Жизнь между тем неслась своим чередом. Я очень благодарен балашихинской разведшколе номер 101. Там я окреп физически, научился многим премудростям, о которых потом читал только в джеймс-бондовских похождениях, вообще-то не зря выдуманных Флемингом, и избавился, может быть несколько преждевременно, от идеологических иллюзий. Если в день похорон товарища Сталина я искренне плакал, то потом только ухмылялся, слушая очередные «плачи» с Мавзолея по поводу безвременной кончины «верных ленинцев», которые передавали эстафету не менее глупым антиленинцам, обреченным или на проклятие, или на забвение многострадальной Россией. Именно в разведшколе, благодаря ее уникальной библиотеке, я понял, что Маркс и Энгельс во многом уступают Гегелю и Ницше, а уж Смит, Рикардо и наш Плеханов ни в какое сравнение не идут с великим путаником Ульяновым-Лениным, который больше переписывал, чем писал, заводя в тупик Россию и передав ее в наследство горцу Джугашвили.
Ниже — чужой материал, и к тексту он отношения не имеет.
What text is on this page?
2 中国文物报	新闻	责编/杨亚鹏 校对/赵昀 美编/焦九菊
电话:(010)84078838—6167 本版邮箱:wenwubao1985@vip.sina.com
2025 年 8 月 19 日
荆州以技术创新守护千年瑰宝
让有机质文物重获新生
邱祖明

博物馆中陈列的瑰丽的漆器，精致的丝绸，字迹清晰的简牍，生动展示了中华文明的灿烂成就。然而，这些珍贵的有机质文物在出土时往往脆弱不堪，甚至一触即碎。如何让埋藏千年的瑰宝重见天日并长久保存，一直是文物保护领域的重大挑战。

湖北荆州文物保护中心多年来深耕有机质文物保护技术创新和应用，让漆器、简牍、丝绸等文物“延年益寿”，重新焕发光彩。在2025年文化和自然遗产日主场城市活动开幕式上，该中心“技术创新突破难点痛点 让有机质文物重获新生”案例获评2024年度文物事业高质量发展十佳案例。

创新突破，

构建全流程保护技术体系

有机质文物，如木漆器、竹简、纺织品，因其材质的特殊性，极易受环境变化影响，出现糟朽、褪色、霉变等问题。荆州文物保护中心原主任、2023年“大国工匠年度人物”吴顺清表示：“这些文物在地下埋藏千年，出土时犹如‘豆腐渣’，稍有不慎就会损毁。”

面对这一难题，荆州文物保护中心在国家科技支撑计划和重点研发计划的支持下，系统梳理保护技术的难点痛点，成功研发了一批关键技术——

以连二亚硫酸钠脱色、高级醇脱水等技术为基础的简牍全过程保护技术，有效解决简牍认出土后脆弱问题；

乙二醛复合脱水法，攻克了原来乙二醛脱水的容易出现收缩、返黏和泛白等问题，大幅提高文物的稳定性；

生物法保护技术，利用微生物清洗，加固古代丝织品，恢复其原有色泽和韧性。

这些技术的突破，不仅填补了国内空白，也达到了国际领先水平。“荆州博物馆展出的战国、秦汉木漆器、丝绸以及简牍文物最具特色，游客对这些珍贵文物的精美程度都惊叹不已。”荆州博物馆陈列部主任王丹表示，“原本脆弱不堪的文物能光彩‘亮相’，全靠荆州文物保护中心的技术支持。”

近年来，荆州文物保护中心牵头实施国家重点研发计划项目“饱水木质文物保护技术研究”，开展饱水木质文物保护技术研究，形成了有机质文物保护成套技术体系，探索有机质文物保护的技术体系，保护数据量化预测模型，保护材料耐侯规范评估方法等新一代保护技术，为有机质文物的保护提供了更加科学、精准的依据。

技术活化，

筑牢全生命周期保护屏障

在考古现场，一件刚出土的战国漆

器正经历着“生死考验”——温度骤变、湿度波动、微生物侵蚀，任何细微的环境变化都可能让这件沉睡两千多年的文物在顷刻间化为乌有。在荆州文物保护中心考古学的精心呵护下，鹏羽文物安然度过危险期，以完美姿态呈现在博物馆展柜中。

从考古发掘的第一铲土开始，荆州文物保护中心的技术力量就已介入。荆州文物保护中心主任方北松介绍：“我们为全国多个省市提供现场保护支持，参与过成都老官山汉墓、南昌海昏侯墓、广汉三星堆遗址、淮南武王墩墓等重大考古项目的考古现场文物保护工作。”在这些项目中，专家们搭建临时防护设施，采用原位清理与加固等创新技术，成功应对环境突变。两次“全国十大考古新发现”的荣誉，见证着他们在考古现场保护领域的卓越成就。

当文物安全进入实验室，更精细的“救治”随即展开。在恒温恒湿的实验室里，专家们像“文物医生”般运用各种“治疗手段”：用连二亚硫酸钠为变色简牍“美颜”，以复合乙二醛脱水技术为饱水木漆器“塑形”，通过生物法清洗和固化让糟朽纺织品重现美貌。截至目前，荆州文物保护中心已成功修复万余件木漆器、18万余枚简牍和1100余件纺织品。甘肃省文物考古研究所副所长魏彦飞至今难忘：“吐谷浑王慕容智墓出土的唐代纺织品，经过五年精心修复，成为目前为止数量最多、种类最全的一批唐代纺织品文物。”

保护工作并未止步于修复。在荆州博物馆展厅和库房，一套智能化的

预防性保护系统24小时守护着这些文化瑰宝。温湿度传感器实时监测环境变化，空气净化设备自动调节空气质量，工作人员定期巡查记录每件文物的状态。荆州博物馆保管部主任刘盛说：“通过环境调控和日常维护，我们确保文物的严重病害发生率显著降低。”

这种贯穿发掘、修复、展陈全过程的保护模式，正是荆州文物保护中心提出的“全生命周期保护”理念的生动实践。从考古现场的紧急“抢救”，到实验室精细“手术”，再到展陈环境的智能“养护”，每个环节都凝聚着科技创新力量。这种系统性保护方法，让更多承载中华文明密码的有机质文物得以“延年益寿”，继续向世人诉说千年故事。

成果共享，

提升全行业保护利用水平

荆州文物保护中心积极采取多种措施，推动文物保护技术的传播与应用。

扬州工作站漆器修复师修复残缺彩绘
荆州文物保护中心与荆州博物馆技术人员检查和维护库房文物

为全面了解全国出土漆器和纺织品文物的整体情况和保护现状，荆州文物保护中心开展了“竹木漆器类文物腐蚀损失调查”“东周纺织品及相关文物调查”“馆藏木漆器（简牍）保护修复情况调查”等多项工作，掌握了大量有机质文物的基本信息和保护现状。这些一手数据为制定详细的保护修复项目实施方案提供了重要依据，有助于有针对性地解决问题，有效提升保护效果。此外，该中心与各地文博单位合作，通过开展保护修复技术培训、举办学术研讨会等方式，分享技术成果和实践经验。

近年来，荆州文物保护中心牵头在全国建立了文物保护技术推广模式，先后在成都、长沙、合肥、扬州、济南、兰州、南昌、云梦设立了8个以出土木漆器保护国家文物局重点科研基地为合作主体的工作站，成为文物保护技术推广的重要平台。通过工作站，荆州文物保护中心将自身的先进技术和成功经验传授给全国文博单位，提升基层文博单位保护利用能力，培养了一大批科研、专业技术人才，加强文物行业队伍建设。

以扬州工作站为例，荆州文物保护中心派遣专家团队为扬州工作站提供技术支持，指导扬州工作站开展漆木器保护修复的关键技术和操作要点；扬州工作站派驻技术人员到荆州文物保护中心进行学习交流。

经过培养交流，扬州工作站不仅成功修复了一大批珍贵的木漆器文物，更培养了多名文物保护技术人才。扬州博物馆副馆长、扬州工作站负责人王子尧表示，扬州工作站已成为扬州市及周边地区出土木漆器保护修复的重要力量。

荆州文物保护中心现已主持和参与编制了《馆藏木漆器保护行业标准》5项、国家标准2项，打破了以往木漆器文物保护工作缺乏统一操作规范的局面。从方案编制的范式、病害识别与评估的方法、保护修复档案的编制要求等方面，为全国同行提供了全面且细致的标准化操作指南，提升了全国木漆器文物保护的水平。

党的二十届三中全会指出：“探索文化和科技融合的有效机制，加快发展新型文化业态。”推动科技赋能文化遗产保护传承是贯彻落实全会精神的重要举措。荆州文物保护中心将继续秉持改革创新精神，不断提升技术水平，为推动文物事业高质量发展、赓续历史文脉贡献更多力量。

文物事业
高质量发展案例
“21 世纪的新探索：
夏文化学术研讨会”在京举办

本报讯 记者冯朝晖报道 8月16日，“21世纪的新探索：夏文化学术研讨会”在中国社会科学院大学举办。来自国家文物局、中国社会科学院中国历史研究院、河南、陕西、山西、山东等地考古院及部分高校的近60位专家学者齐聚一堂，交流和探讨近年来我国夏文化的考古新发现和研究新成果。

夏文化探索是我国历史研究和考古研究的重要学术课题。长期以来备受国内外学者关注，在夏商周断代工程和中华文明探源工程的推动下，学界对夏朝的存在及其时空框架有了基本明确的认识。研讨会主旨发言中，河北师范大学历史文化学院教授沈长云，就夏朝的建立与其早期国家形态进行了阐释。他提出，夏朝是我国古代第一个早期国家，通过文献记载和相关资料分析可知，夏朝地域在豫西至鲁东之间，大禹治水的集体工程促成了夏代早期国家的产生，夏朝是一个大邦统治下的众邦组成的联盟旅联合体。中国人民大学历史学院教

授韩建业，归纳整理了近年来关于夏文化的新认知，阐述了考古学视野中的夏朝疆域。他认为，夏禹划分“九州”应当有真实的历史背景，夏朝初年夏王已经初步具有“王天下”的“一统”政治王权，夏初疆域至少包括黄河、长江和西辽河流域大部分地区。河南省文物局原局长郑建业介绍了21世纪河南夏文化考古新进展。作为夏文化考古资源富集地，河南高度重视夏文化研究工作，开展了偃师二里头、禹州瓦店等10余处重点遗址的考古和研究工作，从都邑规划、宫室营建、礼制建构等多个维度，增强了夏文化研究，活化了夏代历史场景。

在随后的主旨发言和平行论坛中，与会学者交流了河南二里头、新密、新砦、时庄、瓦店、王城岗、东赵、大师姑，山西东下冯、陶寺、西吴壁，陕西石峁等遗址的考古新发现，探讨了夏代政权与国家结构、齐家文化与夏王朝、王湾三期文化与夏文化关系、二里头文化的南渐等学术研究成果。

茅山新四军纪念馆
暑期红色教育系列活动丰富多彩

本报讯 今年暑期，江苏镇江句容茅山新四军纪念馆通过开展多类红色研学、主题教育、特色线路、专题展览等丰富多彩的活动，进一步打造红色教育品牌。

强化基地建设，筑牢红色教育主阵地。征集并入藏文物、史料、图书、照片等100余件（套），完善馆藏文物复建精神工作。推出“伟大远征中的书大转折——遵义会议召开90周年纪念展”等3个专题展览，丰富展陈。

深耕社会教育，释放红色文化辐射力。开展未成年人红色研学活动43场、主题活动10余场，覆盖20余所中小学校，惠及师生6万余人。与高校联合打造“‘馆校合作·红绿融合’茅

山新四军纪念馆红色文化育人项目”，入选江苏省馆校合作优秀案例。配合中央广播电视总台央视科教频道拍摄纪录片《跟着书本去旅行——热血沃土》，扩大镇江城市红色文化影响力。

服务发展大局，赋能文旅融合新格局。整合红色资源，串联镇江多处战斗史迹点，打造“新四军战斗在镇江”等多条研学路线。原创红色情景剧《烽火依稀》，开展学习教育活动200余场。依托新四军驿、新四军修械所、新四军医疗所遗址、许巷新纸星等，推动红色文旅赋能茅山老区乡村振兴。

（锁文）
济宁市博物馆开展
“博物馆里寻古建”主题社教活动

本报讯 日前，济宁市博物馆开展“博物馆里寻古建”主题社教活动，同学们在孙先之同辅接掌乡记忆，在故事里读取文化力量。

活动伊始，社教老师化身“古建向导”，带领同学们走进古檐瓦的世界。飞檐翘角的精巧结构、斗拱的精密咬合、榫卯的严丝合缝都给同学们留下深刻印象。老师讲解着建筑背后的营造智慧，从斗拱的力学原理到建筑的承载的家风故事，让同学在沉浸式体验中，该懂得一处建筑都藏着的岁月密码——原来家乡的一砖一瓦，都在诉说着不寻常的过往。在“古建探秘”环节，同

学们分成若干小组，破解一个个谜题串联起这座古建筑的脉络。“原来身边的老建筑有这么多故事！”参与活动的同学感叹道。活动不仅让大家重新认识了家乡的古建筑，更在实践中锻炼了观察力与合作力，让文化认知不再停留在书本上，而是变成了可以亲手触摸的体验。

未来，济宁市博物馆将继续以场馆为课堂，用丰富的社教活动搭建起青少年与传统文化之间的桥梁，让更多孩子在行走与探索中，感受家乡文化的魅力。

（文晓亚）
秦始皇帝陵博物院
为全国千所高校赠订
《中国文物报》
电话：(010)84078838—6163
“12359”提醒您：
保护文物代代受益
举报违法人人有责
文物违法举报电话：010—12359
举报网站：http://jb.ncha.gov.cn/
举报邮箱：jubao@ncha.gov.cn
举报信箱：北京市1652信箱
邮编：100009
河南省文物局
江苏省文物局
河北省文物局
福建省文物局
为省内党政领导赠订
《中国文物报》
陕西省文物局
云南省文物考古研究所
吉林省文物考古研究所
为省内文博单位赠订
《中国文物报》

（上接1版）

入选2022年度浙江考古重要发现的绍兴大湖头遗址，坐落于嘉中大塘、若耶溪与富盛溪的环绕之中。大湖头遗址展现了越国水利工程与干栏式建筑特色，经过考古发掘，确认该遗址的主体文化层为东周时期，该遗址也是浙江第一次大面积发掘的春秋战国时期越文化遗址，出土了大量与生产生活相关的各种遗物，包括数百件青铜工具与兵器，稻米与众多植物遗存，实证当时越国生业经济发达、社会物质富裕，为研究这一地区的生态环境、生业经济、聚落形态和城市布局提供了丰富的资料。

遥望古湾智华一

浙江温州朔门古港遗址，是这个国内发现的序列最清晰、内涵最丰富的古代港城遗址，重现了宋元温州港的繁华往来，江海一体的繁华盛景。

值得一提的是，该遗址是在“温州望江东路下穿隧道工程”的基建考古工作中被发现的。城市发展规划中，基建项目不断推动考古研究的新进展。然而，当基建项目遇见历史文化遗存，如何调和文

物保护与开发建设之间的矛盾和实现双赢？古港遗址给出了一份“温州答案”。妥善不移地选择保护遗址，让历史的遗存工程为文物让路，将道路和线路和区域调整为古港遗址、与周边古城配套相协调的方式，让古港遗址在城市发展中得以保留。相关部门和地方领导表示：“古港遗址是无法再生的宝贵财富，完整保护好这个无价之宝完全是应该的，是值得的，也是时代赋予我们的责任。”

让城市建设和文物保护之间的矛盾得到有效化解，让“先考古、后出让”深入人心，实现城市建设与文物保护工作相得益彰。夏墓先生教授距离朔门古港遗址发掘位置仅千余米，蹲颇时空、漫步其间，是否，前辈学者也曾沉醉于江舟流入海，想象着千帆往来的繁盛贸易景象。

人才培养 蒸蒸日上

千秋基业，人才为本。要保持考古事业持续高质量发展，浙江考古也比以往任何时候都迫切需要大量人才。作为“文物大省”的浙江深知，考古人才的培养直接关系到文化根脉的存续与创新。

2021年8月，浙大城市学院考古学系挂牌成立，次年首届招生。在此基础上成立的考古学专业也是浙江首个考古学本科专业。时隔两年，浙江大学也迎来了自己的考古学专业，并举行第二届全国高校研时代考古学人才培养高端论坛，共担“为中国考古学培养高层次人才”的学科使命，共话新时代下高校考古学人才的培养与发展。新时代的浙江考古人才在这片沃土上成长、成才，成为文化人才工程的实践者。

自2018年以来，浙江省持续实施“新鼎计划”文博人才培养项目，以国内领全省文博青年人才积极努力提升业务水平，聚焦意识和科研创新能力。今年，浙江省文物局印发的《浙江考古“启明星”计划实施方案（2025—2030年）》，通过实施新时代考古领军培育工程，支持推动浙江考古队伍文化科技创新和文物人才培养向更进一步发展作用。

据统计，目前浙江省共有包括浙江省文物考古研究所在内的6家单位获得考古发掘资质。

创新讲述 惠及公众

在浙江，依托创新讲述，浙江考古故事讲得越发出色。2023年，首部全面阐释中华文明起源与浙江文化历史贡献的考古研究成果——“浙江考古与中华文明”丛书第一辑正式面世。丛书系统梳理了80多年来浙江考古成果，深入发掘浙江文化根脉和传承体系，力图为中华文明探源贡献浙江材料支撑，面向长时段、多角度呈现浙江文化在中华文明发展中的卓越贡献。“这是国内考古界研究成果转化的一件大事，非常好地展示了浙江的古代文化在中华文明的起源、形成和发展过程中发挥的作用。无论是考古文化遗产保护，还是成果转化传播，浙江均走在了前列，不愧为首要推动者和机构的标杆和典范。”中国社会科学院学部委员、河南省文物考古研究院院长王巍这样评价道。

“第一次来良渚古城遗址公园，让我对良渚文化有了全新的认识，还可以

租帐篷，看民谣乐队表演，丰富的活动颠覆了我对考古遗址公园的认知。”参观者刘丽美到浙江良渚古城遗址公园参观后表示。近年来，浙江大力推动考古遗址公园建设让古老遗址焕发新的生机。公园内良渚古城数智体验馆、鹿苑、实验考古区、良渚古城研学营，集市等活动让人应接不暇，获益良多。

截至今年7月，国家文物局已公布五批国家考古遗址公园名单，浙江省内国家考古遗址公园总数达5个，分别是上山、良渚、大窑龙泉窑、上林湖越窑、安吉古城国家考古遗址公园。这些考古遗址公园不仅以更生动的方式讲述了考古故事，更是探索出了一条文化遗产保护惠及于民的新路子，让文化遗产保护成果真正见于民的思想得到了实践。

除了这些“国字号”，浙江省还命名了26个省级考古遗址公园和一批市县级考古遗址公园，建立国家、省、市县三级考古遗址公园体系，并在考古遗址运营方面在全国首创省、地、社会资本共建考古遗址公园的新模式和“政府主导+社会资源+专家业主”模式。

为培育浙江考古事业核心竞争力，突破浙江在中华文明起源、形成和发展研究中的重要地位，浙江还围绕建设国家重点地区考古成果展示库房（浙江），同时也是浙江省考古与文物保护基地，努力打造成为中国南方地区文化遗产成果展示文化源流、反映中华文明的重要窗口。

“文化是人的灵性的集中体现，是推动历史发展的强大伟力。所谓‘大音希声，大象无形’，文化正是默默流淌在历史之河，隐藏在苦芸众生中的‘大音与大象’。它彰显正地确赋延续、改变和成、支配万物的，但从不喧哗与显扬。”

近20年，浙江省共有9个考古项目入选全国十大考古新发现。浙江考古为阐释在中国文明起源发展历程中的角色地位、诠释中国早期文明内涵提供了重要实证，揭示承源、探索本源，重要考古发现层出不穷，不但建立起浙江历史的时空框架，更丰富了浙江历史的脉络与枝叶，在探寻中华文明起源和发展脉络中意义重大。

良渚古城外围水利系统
А вот он уже превратил ее при помощи ГУЛАГов в великую державу, которую боялись и одновременно уважали во всем мире.

Моим же «классиком» стал наставник из 101-й школы, старый разведчик-нелегал, оставивший мне в наследство несколько заповедей, которые помогли мне в последующей жизни, хотя и не во всем. Перечислю их: «Никому не верить. Считать, что профессия разведчика — это по гроб жизни. Не вступать в интимную связь без оперативной необходимости. Не лезть в дела своих коллег — это влияет на продолжительность жизни. Быть безжалостным к предателям. Никогда не ходить даже на самые опасные операции с оружием. Самое главное оружие офицера внешней разведки — мозговые извилины и хорошо подвешенный язык. Без этих качеств в этой элитарной секретной службе делать нечего. Бить первым, даже если противников больше и их не удалось уговорить…»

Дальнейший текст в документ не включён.